I don’t want to say too much about this, but the way the game’s story develops is evidently tinged with the uncertainty, bitterness, and hope for a brighter tomorrow that characterized the lockdowns early in the pandemic. It’s interesting to imagine what the game might have been without these dramatic changes to daily life.

The influence of these events is undeniable in plenty of recently-released art, but there’s something compelling about the way that Sephonie explores these collective traumas that’s hard to put my finger on. Suffice it to say that the game takes some intriguing swerves in its final moments (be sure to watch the epilogue once you beat it).

Conclusion

I don’t have a lot of well-structured thoughts about Sephonie, and I don’t think there’s space on a Game of the Year post to do any deep analytical work (which would require substantial spoilers). It’s a game that communicates a lot of different ideas and doesn’t do a whole lot to tie them all together thematically, but it left me with an unshakeable feeling those connections will manifest as I mull it over.

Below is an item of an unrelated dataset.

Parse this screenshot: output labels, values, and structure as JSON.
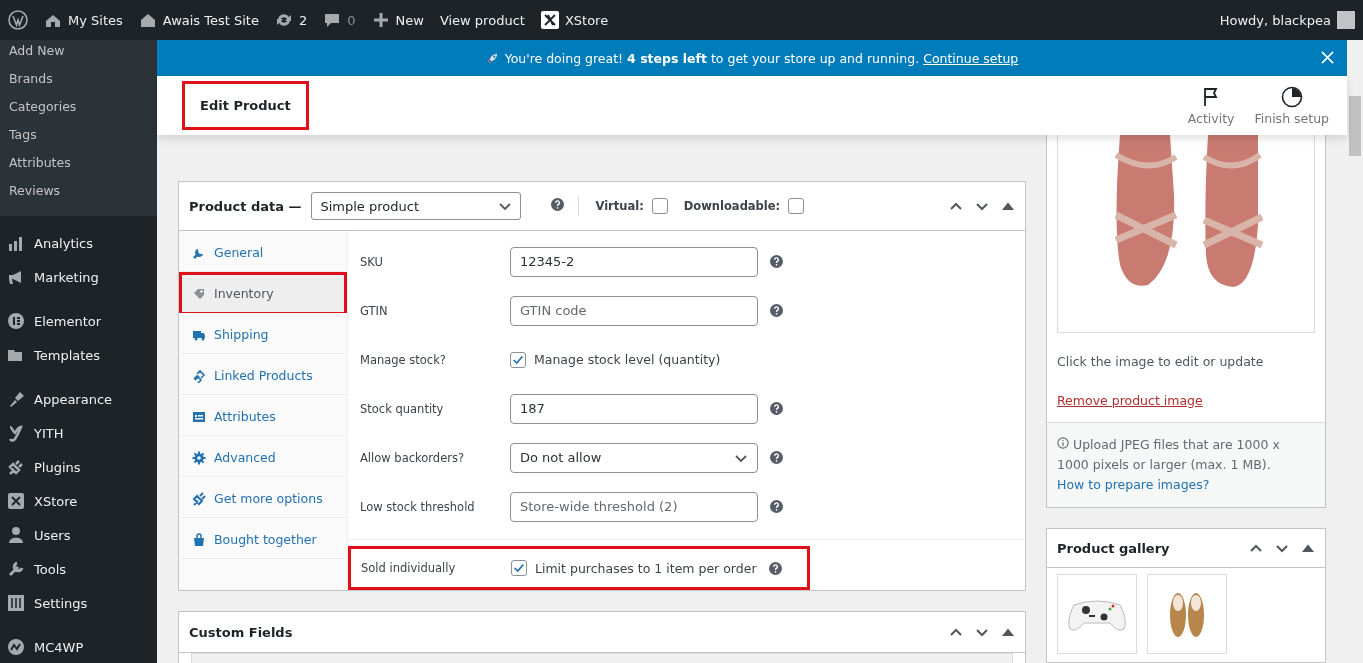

It’s possible that I’m mistaken, and that the storytelling is just a little all-over-the-place. Maybe the coherent connective throughline I’m looking for isn’t quite there. But that would be okay too, because Sephonie is still content to be expressionistic, and it conveys itself very capably in that mode. If Anodyne 2 spoke to you at all or you like surreal storytelling and low-poly art styles, Sephonie is worth your time; and a little bit of patience, too, if needed.